Training Banner

Thursday, May 28, 2015

Product Manager: You Are a Keystone

I have an overview presentation on product management that I've been refining for years. One of the most interesting slides is entitled "Why product management is hard". Reviewing the slide recently, a theme emerged that I had considered previously but I hadn't thought about deeply: one of the key sources of complexity and confusion for product managers and those who must work with them is the fact that product management spans so many boundaries that are much clearer for other professionals. While I often refer this delicate situation as "bridging" different worlds, I now prefer the analogy of a keystone. In case you're not familiar with the term, a keystone is "a central stone at the summit of an arch, locking the whole together." I like the idea that the keystone sits between two opposing forces, making the entire structure stronger. In this post, I'd like to enumerate some of the ways that a product manager acts as a keystone.
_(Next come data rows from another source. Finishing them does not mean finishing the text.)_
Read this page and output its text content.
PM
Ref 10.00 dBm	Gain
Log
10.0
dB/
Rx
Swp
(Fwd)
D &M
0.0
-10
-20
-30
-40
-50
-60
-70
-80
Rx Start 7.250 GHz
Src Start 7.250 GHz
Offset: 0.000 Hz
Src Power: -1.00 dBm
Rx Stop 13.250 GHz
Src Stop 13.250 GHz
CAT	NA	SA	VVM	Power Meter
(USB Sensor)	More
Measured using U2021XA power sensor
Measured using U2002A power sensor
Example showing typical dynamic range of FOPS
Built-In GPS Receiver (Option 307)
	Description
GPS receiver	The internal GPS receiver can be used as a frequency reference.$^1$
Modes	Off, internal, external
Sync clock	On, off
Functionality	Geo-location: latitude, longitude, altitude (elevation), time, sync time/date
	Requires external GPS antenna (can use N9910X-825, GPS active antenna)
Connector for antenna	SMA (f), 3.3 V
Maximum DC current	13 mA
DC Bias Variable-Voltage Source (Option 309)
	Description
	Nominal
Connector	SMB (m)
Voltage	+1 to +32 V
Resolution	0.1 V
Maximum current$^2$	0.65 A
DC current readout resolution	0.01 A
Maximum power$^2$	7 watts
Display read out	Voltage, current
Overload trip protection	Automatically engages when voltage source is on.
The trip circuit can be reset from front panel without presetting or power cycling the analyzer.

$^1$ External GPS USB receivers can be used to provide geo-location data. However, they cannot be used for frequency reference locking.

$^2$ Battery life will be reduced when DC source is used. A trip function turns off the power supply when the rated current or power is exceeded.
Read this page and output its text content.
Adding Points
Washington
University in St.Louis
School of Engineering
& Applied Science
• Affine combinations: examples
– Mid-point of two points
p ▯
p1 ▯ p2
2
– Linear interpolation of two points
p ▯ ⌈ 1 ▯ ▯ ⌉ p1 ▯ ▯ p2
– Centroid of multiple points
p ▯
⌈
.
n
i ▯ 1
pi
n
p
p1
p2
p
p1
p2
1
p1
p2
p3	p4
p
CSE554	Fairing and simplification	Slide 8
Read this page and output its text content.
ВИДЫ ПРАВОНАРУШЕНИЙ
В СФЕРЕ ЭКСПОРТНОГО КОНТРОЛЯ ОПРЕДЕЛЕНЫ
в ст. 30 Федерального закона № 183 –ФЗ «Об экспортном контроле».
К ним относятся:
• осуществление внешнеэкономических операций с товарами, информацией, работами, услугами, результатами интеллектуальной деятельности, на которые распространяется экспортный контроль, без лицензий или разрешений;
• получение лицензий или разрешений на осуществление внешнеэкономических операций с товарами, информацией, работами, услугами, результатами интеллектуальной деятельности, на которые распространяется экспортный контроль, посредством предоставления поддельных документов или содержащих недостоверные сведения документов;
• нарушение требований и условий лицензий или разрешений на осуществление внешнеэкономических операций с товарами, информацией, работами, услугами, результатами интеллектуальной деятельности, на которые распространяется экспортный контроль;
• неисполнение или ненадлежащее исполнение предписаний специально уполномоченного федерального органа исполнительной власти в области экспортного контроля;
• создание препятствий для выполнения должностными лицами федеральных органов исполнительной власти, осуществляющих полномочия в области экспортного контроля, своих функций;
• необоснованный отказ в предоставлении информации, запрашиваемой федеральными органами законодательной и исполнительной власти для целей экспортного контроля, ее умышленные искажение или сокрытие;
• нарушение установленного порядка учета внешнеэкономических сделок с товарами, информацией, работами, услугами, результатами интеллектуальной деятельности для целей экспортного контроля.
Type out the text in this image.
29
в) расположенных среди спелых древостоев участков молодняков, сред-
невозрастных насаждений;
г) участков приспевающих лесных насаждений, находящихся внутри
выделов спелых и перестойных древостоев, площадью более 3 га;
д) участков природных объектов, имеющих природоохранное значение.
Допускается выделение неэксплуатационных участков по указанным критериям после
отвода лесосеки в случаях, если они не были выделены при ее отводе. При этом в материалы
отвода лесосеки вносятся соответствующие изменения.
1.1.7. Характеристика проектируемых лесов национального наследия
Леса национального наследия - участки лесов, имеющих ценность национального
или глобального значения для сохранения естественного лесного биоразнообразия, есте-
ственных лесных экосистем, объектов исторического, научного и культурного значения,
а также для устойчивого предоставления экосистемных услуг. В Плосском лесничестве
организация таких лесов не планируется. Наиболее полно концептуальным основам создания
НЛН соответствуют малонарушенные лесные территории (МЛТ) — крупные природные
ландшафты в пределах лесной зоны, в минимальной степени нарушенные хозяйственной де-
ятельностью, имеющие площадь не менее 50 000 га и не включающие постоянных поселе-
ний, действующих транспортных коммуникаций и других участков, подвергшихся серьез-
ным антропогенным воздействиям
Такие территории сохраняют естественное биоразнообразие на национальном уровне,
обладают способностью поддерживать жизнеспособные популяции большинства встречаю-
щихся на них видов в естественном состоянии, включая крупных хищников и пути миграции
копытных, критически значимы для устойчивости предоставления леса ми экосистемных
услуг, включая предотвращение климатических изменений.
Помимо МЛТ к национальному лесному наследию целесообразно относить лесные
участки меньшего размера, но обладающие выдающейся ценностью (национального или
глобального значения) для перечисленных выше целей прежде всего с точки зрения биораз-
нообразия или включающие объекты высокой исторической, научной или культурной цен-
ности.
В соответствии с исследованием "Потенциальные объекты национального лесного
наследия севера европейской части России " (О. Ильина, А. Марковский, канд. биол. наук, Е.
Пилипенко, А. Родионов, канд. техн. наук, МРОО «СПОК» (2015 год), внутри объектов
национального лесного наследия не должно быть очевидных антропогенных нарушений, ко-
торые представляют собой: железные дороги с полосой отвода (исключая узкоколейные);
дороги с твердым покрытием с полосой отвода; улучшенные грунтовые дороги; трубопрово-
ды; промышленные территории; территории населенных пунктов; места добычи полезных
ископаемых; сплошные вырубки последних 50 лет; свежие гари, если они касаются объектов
Product managers are a keystone between:

The Functional and Technical Perspectives

In a previous post, I described how the "outside in" functional perspective, which defines the "why" and "what" of a product, is fundamentally different from the "inside out" technical perspective, which defines "how" something gets built. Even though product management accountabilities are functional, in highly technology-oriented domains such as software product management, it is important (if not critical) for PMs to have technical knowledge relevant to their domain and to understand how software is built and tested. Bridging these worlds can be difficult as technology changes rapidly and too much familiarity can constrain what a product manager perceives as possible.

The Problem and Solution Spaces

I've also written about the problem and solution spaces and the product manager's relationship to them. If you read this blog, you know that I think a thorough understanding of the problem space is absolutely critical for product managers. In terms of our relationship to the solution space, you need look no further than our title! We *are not* problem managers; we are product managers! As a product manager, you must identify a compelling market problem and address it with a solution that will generate expected business results.

"On the shelf" and "off the shelf" Professionals

I've previously used the analogy of a shelf as a simple model to demonstrate the traditional accountabilities of a product owner. In my experience, product managers are primarily responsible for getting the right product "on the shelf", or available to the market at the right time at the right cost. Marketing and sales are more often accountable for getting the product "off the shelf". As a product manager, we are often in a unique position to keep these worlds communicating and aligned. I typically use "business reviews" as an opportunity to bring the "on the shelf" and "off the shelf" folks together. I'll write a bit more about this practice in a future post.

Outside the Firewall and Inside the Firewall

Although all members of the product development team should be exposed directly to the "outside world" (including customers), there's no denying that the product manager plays a special role in brokering this communication and making sure each "side" is aligned and in balance. Regularly sharing your experiences with customers and partners is a great way to increase your credibility with engineering and keep them in the loop. Taking a developer or quality professional with you on customer visits from time to time can make development feel more involved and improve your relationship with technicians in general.

Product strategy definition and execution

As a product manager, you're not only accountable for defining your product's vision and strategy (with the help of others, of course!), but you're responsible for making sure it gets executed! On the definition side, you should be working closely with executive leadership and other disciplines to define the right vision and a plan for achieving it. On the execution side, you should be making sure you're doing something strategic every day and "orchestrating" the efforts of others to execute your plan.

Would you agree with my assessment? Are there other "keystone" roles that product managers play?

See more information on me (including upcoming training dates) at


  1. Great post, Greg, as usual.

    After reading your post I've reminded myself of the following statement: "If the product team doesn't do its job, other departments will fill the void". When product management is not established in an organization, other departments might feel frustrated with PMs. They don't understand the value these generalists are bringing.

    And as you say it takes time and hard work to prove the value we're bringing being "the bridge" or the "keystone".

    1. I'd never thought of it like that Daniil. I really like that way of expressing it!